This study bases its conclusions on a number of case controlled studies.
Goldacre and Speigelhalter discuss the limitations of case controlled studies in their BMJ editorial.
This finding of “no benefit” is superficially hard to reconcile with case-control studies, many of which have shown that people wearing helmets are less likely to have a head injury. Such findings suggest that, for individuals, helmets confer a benefit. These studies, however, are vulnerable to many methodological shortcomings. If the controls are cyclists presenting with other injuries in the emergency department, then analyses are conditional on having an accident and therefore assume that wearing a helmet does not change the overall accident risk. There are also confounding variables that are generally unmeasured and perhaps even unmeasurable. People who choose to wear bicycle helmets will probably be different from those who ride without a helmet: they may be more cautious, for example, and so less likely to have a serious head injury, regardless of their helmets.
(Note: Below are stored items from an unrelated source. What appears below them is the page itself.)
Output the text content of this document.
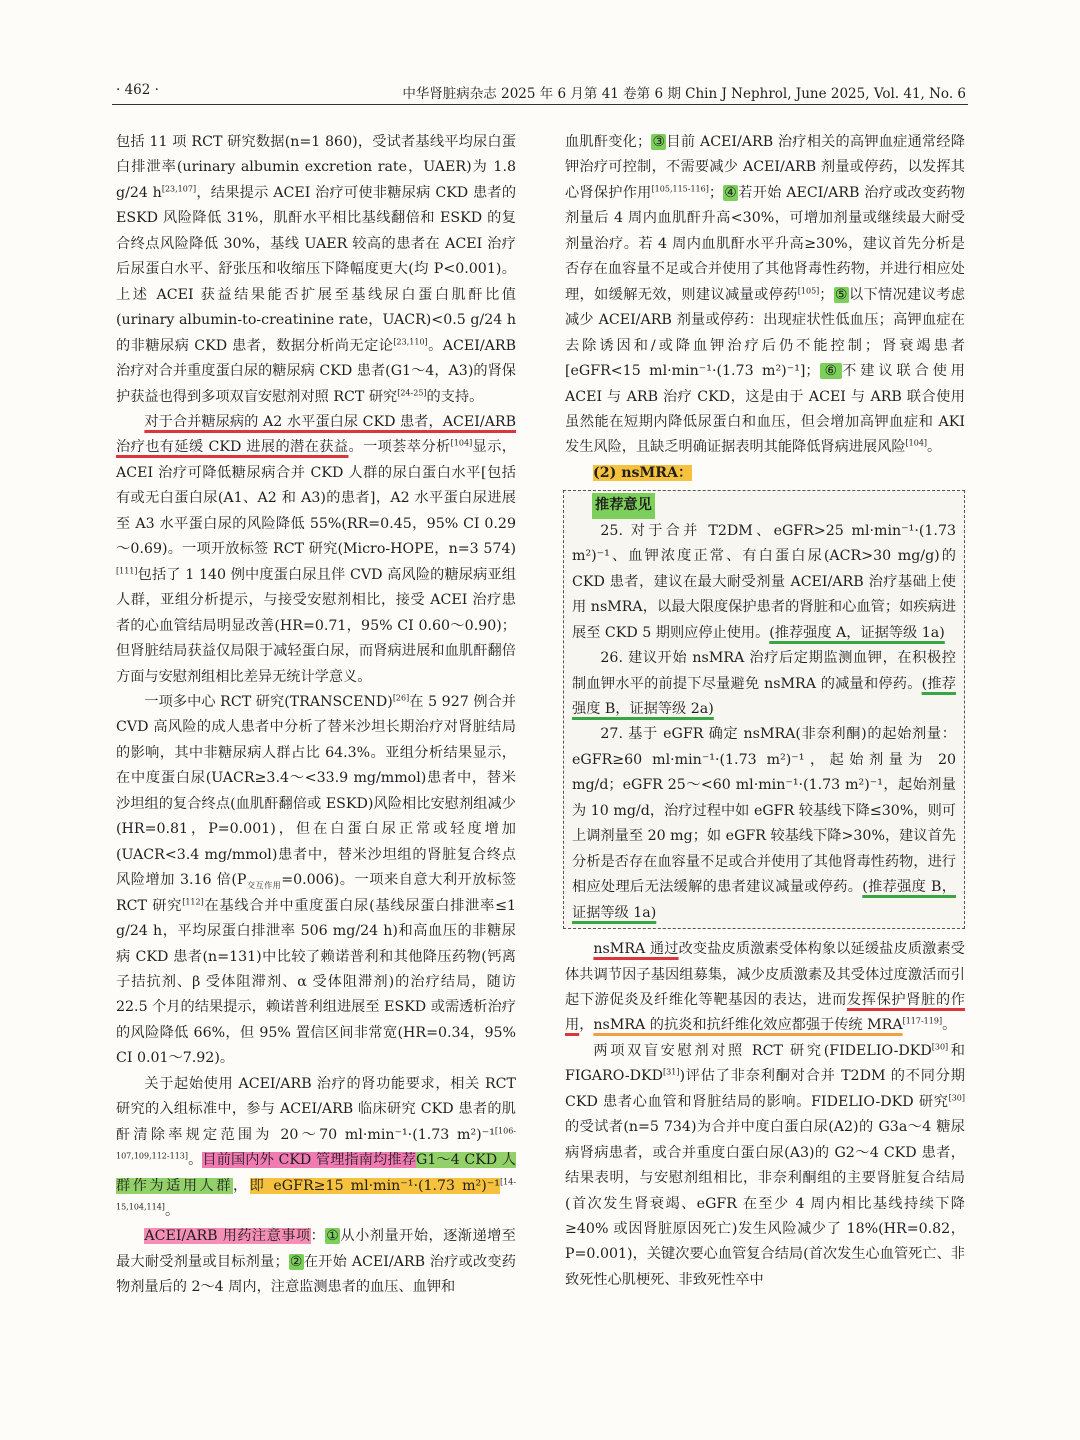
· 462 ·	中华肾脏病杂志 2025 年 6 月第 41 卷第 6 期 Chin J Nephrol, June 2025, Vol. 41, No. 6

包括 11 项 RCT 研究数据(n=1 860)，受试者基线平均尿白蛋白排泄率(urinary albumin excretion rate，UAER)为 1.8 g/24 h[23,107]，结果提示 ACEI 治疗可使非糖尿病 CKD 患者的 ESKD 风险降低 31%，肌酐水平相比基线翻倍和 ESKD 的复合终点风险降低 30%，基线 UAER 较高的患者在 ACEI 治疗后尿蛋白水平、舒张压和收缩压下降幅度更大(均 P<0.001)。上述 ACEI 获益结果能否扩展至基线尿白蛋白肌酐比值(urinary albumin-to-creatinine rate，UACR)<0.5 g/24 h 的非糖尿病 CKD 患者，数据分析尚无定论[23,110]。ACEI/ARB 治疗对合并重度蛋白尿的糖尿病 CKD 患者(G1～4，A3)的肾保护获益也得到多项双盲安慰剂对照 RCT 研究[24-25]的支持。

对于合并糖尿病的 A2 水平蛋白尿 CKD 患者，ACEI/ARB 治疗也有延缓 CKD 进展的潜在获益。一项荟萃分析[104]显示，ACEI 治疗可降低糖尿病合并 CKD 人群的尿白蛋白水平[包括有或无白蛋白尿(A1、A2 和 A3)的患者]，A2 水平蛋白尿进展至 A3 水平蛋白尿的风险降低 55%(RR=0.45，95% CI 0.29～0.69)。一项开放标签 RCT 研究(Micro-HOPE，n=3 574)[111]包括了 1 140 例中度蛋白尿且伴 CVD 高风险的糖尿病亚组人群，亚组分析提示，与接受安慰剂相比，接受 ACEI 治疗患者的心血管结局明显改善(HR=0.71，95% CI 0.60～0.90)；但肾脏结局获益仅局限于减轻蛋白尿，而肾病进展和血肌酐翻倍方面与安慰剂组相比差异无统计学意义。

一项多中心 RCT 研究(TRANSCEND)[26]在 5 927 例合并 CVD 高风险的成人患者中分析了替米沙坦长期治疗对肾脏结局的影响，其中非糖尿病人群占比 64.3%。亚组分析结果显示，在中度蛋白尿(UACR≥3.4～<33.9 mg/mmol)患者中，替米沙坦组的复合终点(血肌酐翻倍或 ESKD)风险相比安慰剂组减少(HR=0.81，P=0.001)，但在白蛋白尿正常或轻度增加(UACR<3.4 mg/mmol)患者中，替米沙坦组的肾脏复合终点风险增加 3.16 倍$(P_{交互作用}=0.006)$。一项来自意大利开放标签 RCT 研究[112]在基线合并中重度蛋白尿(基线尿蛋白排泄率≤1 g/24 h，平均尿蛋白排泄率 506 mg/24 h)和高血压的非糖尿病 CKD 患者(n=131)中比较了赖诺普利和其他降压药物(钙离子拮抗剂、β 受体阻滞剂、α 受体阻滞剂)的治疗结局，随访 22.5 个月的结果提示，赖诺普利组进展至 ESKD 或需透析治疗的风险降低 66%，但 95% 置信区间非常宽(HR=0.34，95% CI 0.01～7.92)。

关于起始使用 ACEI/ARB 治疗的肾功能要求，相关 RCT 研究的入组标准中，参与 ACEI/ARB 临床研究 CKD 患者的肌酐清除率规定范围为 20～70 ml·min⁻¹·(1.73 m²)⁻¹[106-107,109,112-113]。目前国内外 CKD 管理指南均推荐G1～4 CKD 人群作为适用人群，即 eGFR≥15 ml·min⁻¹·(1.73 m²)⁻¹[14-15,104,114]。

ACEI/ARB 用药注意事项：①从小剂量开始，逐渐递增至最大耐受剂量或目标剂量；②在开始 ACEI/ARB 治疗或改变药物剂量后的 2～4 周内，注意监测患者的血压、血钾和

血肌酐变化；③目前 ACEI/ARB 治疗相关的高钾血症通常经降钾治疗可控制，不需要减少 ACEI/ARB 剂量或停药，以发挥其心肾保护作用[105,115-116]；④若开始 AECI/ARB 治疗或改变药物剂量后 4 周内血肌酐升高<30%，可增加剂量或继续最大耐受剂量治疗。若 4 周内血肌酐水平升高≥30%，建议首先分析是否存在血容量不足或合并使用了其他肾毒性药物，并进行相应处理，如缓解无效，则建议减量或停药[105]；⑤以下情况建议考虑减少 ACEI/ARB 剂量或停药：出现症状性低血压；高钾血症在去除诱因和/或降血钾治疗后仍不能控制；肾衰竭患者[eGFR<15 ml·min⁻¹·(1.73 m²)⁻¹]；⑥不建议联合使用 ACEI 与 ARB 治疗 CKD，这是由于 ACEI 与 ARB 联合使用虽然能在短期内降低尿蛋白和血压，但会增加高钾血症和 AKI 发生风险，且缺乏明确证据表明其能降低肾病进展风险[104]。

(2) nsMRA：

推荐意见

25. 对于合并 T2DM、eGFR>25 ml·min⁻¹·(1.73 m²)⁻¹、血钾浓度正常、有白蛋白尿(ACR>30 mg/g)的 CKD 患者，建议在最大耐受剂量 ACEI/ARB 治疗基础上使用 nsMRA，以最大限度保护患者的肾脏和心血管；如疾病进展至 CKD 5 期则应停止使用。(推荐强度 A，证据等级 1a)

26. 建议开始 nsMRA 治疗后定期监测血钾，在积极控制血钾水平的前提下尽量避免 nsMRA 的减量和停药。(推荐强度 B，证据等级 2a)

27. 基于 eGFR 确定 nsMRA(非奈利酮)的起始剂量：eGFR≥60 ml·min⁻¹·(1.73 m²)⁻¹，起始剂量为 20 mg/d；eGFR 25～<60 ml·min⁻¹·(1.73 m²)⁻¹，起始剂量为 10 mg/d，治疗过程中如 eGFR 较基线下降≤30%，则可上调剂量至 20 mg；如 eGFR 较基线下降>30%，建议首先分析是否存在血容量不足或合并使用了其他肾毒性药物，进行相应处理后无法缓解的患者建议减量或停药。(推荐强度 B，证据等级 1a)

nsMRA 通过改变盐皮质激素受体构象以延缓盐皮质激素受体共调节因子基因组募集，减少皮质激素及其受体过度激活而引起下游促炎及纤维化等靶基因的表达，进而发挥保护肾脏的作用，nsMRA 的抗炎和抗纤维化效应都强于传统 MRA[117-119]。

两项双盲安慰剂对照 RCT 研究(FIDELIO-DKD[30]和 FIGARO-DKD[31])评估了非奈利酮对合并 T2DM 的不同分期 CKD 患者心血管和肾脏结局的影响。FIDELIO-DKD 研究[30]的受试者(n=5 734)为合并中度白蛋白尿(A2)的 G3a～4 糖尿病肾病患者，或合并重度白蛋白尿(A3)的 G2～4 CKD 患者，结果表明，与安慰剂组相比，非奈利酮组的主要肾脏复合结局(首次发生肾衰竭、eGFR 在至少 4 周内相比基线持续下降≥40% 或因肾脏原因死亡)发生风险减少了 18%(HR=0.82，P=0.001)，关键次要心血管复合结局(首次发生心血管死亡、非致死性心肌梗死、非致死性卒中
A quick reading of your link seems to show that these mistakes are repeated.
There is no acknowledgement that whole population studies fail to show any benefits of wearing.
With regard to your previous question, it seems that cyclists forced to wear a helmet by law will tend to be the risk takers in the cycling population, so helmet efficacy would be overstated in compulsion countries, when before law and after casualty rates are compared. That is, if helmets are efficacious.